Archivo diario: 21/10/2013

La Caída de Victoria

Todas esas cosas que piensa mamá cuando su bebé se cae (por primera vez).

La Caída de Victoria

Por María Patiño (y Rogelio Rivera Melo).

«Ten cuidado», me decían, «cada vez se ponen más inquietos». Yo la miraba, pensando que me daría cuenta el día que aprendiera a moverse más . «Un día te va a dar un susto». Pero si siempre estoy con ella, ya sería mucha mala suerte que en cinco segundos de distracción le sucediera algo.

Las madres tenemos esa creencia de que nuestra vista tiene  súper poderes; que nada más con verlos podemos sostenerlos en el aire. Pero una madre nunca está lista para ver sufrir a sus hijos. Y menos por algo que estamos seguras «pudimos haber evitado».

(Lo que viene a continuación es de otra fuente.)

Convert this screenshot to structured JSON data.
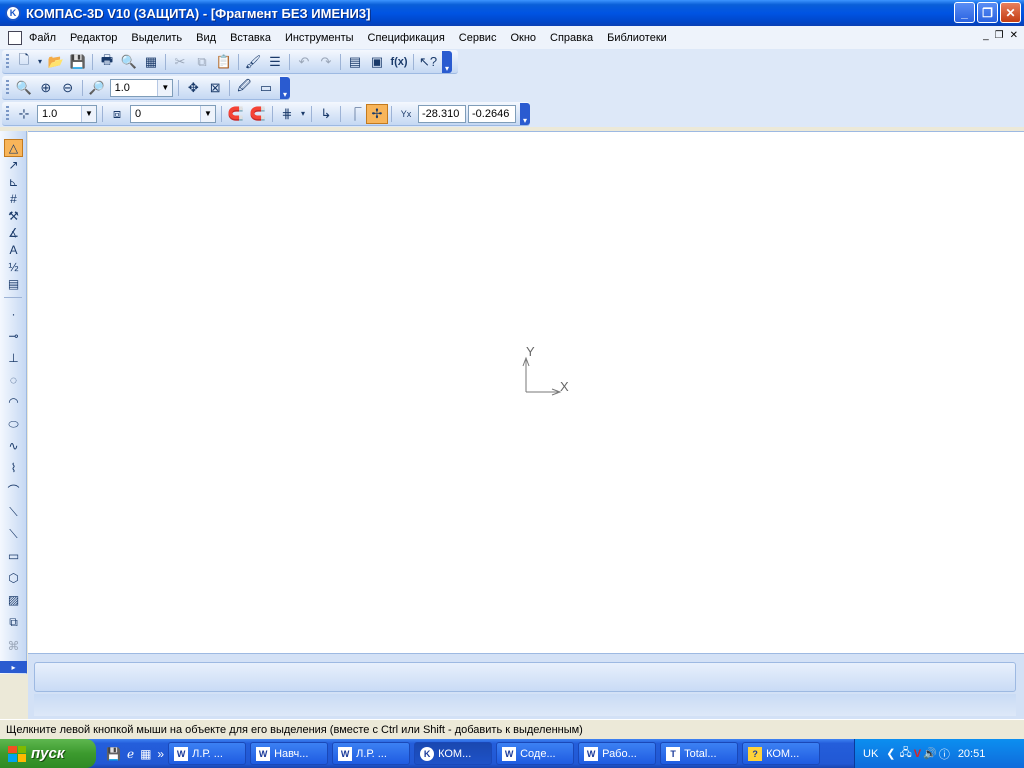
{
  "window": {
    "title": "КОМПАС-3D V10 (ЗАЩИТА) - [Фрагмент БЕЗ ИМЕНИ3]",
    "logo": "K"
  },
  "menu": [
    "Файл",
    "Редактор",
    "Выделить",
    "Вид",
    "Вставка",
    "Инструменты",
    "Спецификация",
    "Сервис",
    "Окно",
    "Справка",
    "Библиотеки"
  ],
  "toolbars": {
    "zoom_value": "1.0",
    "step_value": "1.0",
    "layer_value": "0",
    "coord_x": "-28.310",
    "coord_y": "-0.2646",
    "fx_label": "f(x)"
  },
  "canvas": {
    "axis_x": "X",
    "axis_y": "Y"
  },
  "status": {
    "message": "Щелкните левой кнопкой мыши на объекте для его выделения (вместе с Ctrl или Shift - добавить к выделенным)"
  },
  "taskbar": {
    "start_label": "пуск",
    "tasks": [
      {
        "label": "Л.Р. ...",
        "icon": "W"
      },
      {
        "label": "Навч...",
        "icon": "W"
      },
      {
        "label": "Л.Р. ...",
        "icon": "W"
      },
      {
        "label": "КОМ...",
        "icon": "K"
      },
      {
        "label": "Соде...",
        "icon": "W"
      },
      {
        "label": "Рабо...",
        "icon": "W"
      },
      {
        "label": "Total...",
        "icon": "T"
      },
      {
        "label": "КОМ...",
        "icon": "?"
      }
    ],
    "lang": "UK",
    "clock": "20:51"
  },
  "colors": {
    "accent": "#0054E3",
    "toolbar": "#C5D8F3",
    "active_tool": "#F8B55A",
    "start": "#3C9A2E"
  }
}
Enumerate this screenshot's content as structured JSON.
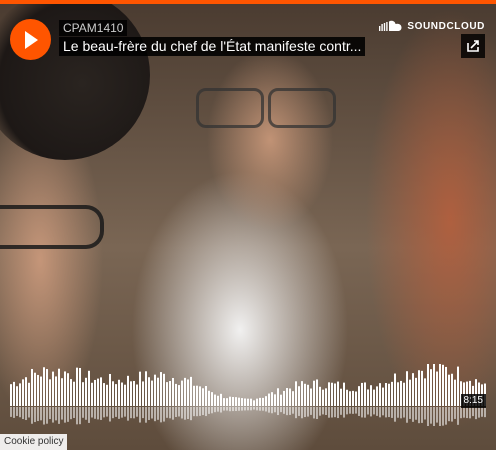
{
  "player": {
    "username": "CPAM1410",
    "track_title": "Le beau-frère du chef de l'État manifeste contr...",
    "brand": "SOUNDCLOUD",
    "duration": "8:15",
    "cookie_policy": "Cookie policy",
    "accent_color": "#ff5500",
    "play_icon": "play-icon",
    "share_icon": "share-icon",
    "logo_icon": "soundcloud-cloud-icon",
    "played_fraction": 0
  }
}
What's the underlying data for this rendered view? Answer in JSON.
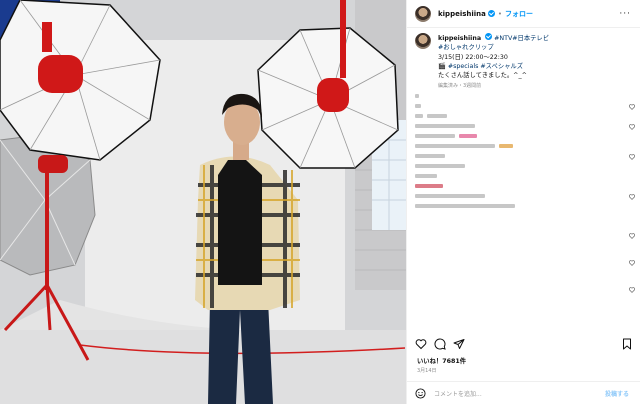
{
  "post": {
    "username": "kippeishiina",
    "follow_label": "フォロー",
    "dot": "•",
    "more_label": "···",
    "caption": {
      "tags_line1": "#NTV#日本テレビ",
      "tags_line2": "#おしゃれクリップ",
      "line3": "3/15(日) 22:00〜22:30",
      "line4_icon": "🎬",
      "line4": "#specials #スペシャルズ",
      "line5": "たくさん話してきました。^_^"
    },
    "meta": "編集済み・3週間前",
    "likes": "いいね！7681件",
    "date": "3月14日",
    "add_comment_placeholder": "コメントを追加...",
    "post_button": "投稿する"
  },
  "colors": {
    "accent": "#0095f6",
    "tag": "#00376b"
  },
  "icons": {
    "header_more": "more-icon",
    "like": "heart-icon",
    "comment": "comment-icon",
    "share": "share-icon",
    "save": "bookmark-icon",
    "emoji": "emoji-icon"
  }
}
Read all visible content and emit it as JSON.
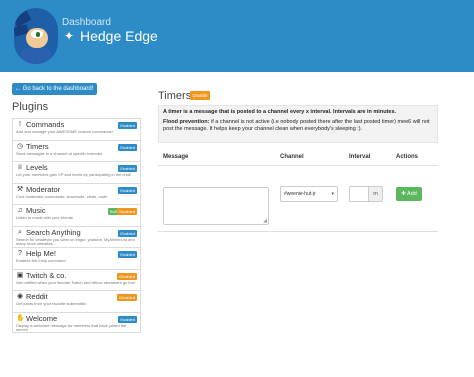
{
  "header": {
    "subtitle": "Dashboard",
    "title": "Hedge Edge",
    "icon": "puzzle-icon"
  },
  "back_button": "← Go back to the dashboard!",
  "plugins_title": "Plugins",
  "plugins": [
    {
      "name": "Commands",
      "icon": "exclamation-icon",
      "desc": "Add and manage your AWESOME custom commands!",
      "badges": [
        {
          "label": "Enabled",
          "type": "enabled"
        }
      ]
    },
    {
      "name": "Timers",
      "icon": "clock-icon",
      "desc": "Send messages in a channel at specific intervals",
      "badges": [
        {
          "label": "Enabled",
          "type": "enabled"
        }
      ]
    },
    {
      "name": "Levels",
      "icon": "trophy-icon",
      "desc": "Let your members gain XP and levels by participating in the chat!",
      "badges": [
        {
          "label": "Enabled",
          "type": "enabled"
        }
      ]
    },
    {
      "name": "Moderator",
      "icon": "gavel-icon",
      "desc": "Cool moderator commands: slowmode, clean, mute",
      "badges": [
        {
          "label": "Enabled",
          "type": "enabled"
        }
      ]
    },
    {
      "name": "Music",
      "icon": "music-icon",
      "desc": "Listen to music with your friends",
      "badges": [
        {
          "label": "Buff",
          "type": "buff"
        },
        {
          "label": "Disabled",
          "type": "disabled"
        }
      ]
    },
    {
      "name": "Search Anything",
      "icon": "search-icon",
      "desc": "Search for whatever you want on imgur, youtube, MyAnimeList and many more websites...",
      "badges": [
        {
          "label": "Enabled",
          "type": "enabled"
        }
      ]
    },
    {
      "name": "Help Me!",
      "icon": "question-icon",
      "desc": "Enables the !help command",
      "badges": [
        {
          "label": "Enabled",
          "type": "enabled"
        }
      ]
    },
    {
      "name": "Twitch & co.",
      "icon": "twitch-icon",
      "desc": "Get notified when your favorite Twitch and Hitbox streamers go live!",
      "badges": [
        {
          "label": "Disabled",
          "type": "disabled"
        }
      ]
    },
    {
      "name": "Reddit",
      "icon": "reddit-icon",
      "desc": "Get posts from your favorite subreddits!",
      "badges": [
        {
          "label": "Disabled",
          "type": "disabled"
        }
      ]
    },
    {
      "name": "Welcome",
      "icon": "handshake-icon",
      "desc": "Display a welcome message for members that have joined the server!",
      "badges": [
        {
          "label": "Enabled",
          "type": "enabled"
        }
      ]
    }
  ],
  "section": {
    "title": "Timers",
    "disable_label": "Disable"
  },
  "info": {
    "line1": "A timer is a message that is posted to a channel every x interval. Intervals are in minutes.",
    "flood_label": "Flood prevention:",
    "flood_text": " if a channel is not active (i.e nobody posted there after the last posted timer) mee6 will not post the message. It helps keep your channel clean when everybody's sleeping :)."
  },
  "table": {
    "col_message": "Message",
    "col_channel": "Channel",
    "col_interval": "Interval",
    "col_actions": "Actions",
    "channel_value": "#weenie-hut-jr",
    "interval_unit": "m",
    "add_label": "✚ Add"
  },
  "colors": {
    "header": "#2d8cc8",
    "enabled": "#2d8cc8",
    "disabled": "#f0961e",
    "buff": "#5cb85c",
    "add": "#5cb85c"
  }
}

Hoy por la mañana, después de desayunar, regresamos a la recámara. Íbamos a ir al doctor. Le divierte verme cepillar mis dientes. Yo miraba. Nunca le quito la vista de encima, ni siquiera cuando me lavo la boca. La miro por el espejo. Desde ahí la observo. Me gusta verla reír, moverse emocionada.

No fueron más de 4 o 5 segundos… me volví, me agaché hacia el lavabo, abrí la llave… y ¡escuché «plop»!

Giré la cabeza en su dirección y ya no estaba sobre la cama. No sé que pasó con el cepillo de dientes (luego lo encontraría del otro lado de la cama). Ella en el suelo, boca abajo. Cuando la levanté pude ver su carita de susto. Llanto de ella. Llanto mío. Y luego, los pensamientos. Todos funestos: ¿si se lastimó la cabeza? ¿Se habrá roto una pierna o un brazo o la naríz?

La cargué pegadita a mí. Quería meterla bajo mi piel, como cuando estaba dentro de mi. La puse sobre mis rodillas mientras continuaba abrazándola fuerte. Dejó de llorar. Respiración profunda, de ella,  y mía. Yo pensando: «sabía que tenía que pasar. Hoy. Mañana. Algún día.»

No recuerdo si lo pienso o lo expreso en voz alta: «¿a quién le digo?» Llega, como un tsunami, un sentimiento de culpa enorme. Si no me hubiera distraído ese par de segundos. Si la hubiera cargado como me lo pedía. Me van a decir «te lo dije». Y los odio por sus «te lo dije». Sé que alguien me dirá «eso pasa, es normal». Y también odio esa frase.

¿Qué hago? ¿Lleno de almohadas el piso de la casa? ¿Compro uno de esos rebozos para colgarla de mi todo el tiempo? Si hubiera… Si tuviera… Si adivinara…

Hoy comprendí tantas cosas de la vida… Entendí que mi hija se va a caer más veces de las que yo quisiera. Se va a lastimar su cuerpo. Su corazón y su alma sufrirán heridas – aunque yo no lo quiera. Algunas veces – las más, espero – estaré ahí para tratar de sujetarla, de detener su caída, de «salvarla». Otras, sólo la podré mirar y consolarla. Trataré de evitar – con todo mi corazón – evitar sus caídas, pero también debo enseñarle a caer.

Recuerdo que así es la vida. Así crecen las personas.

Hoy supe que cada vez que le suceda algo así, sea necesario o accidental, no me quedará más opción que estar con ella – aunque nunca me deje de doler el corazón.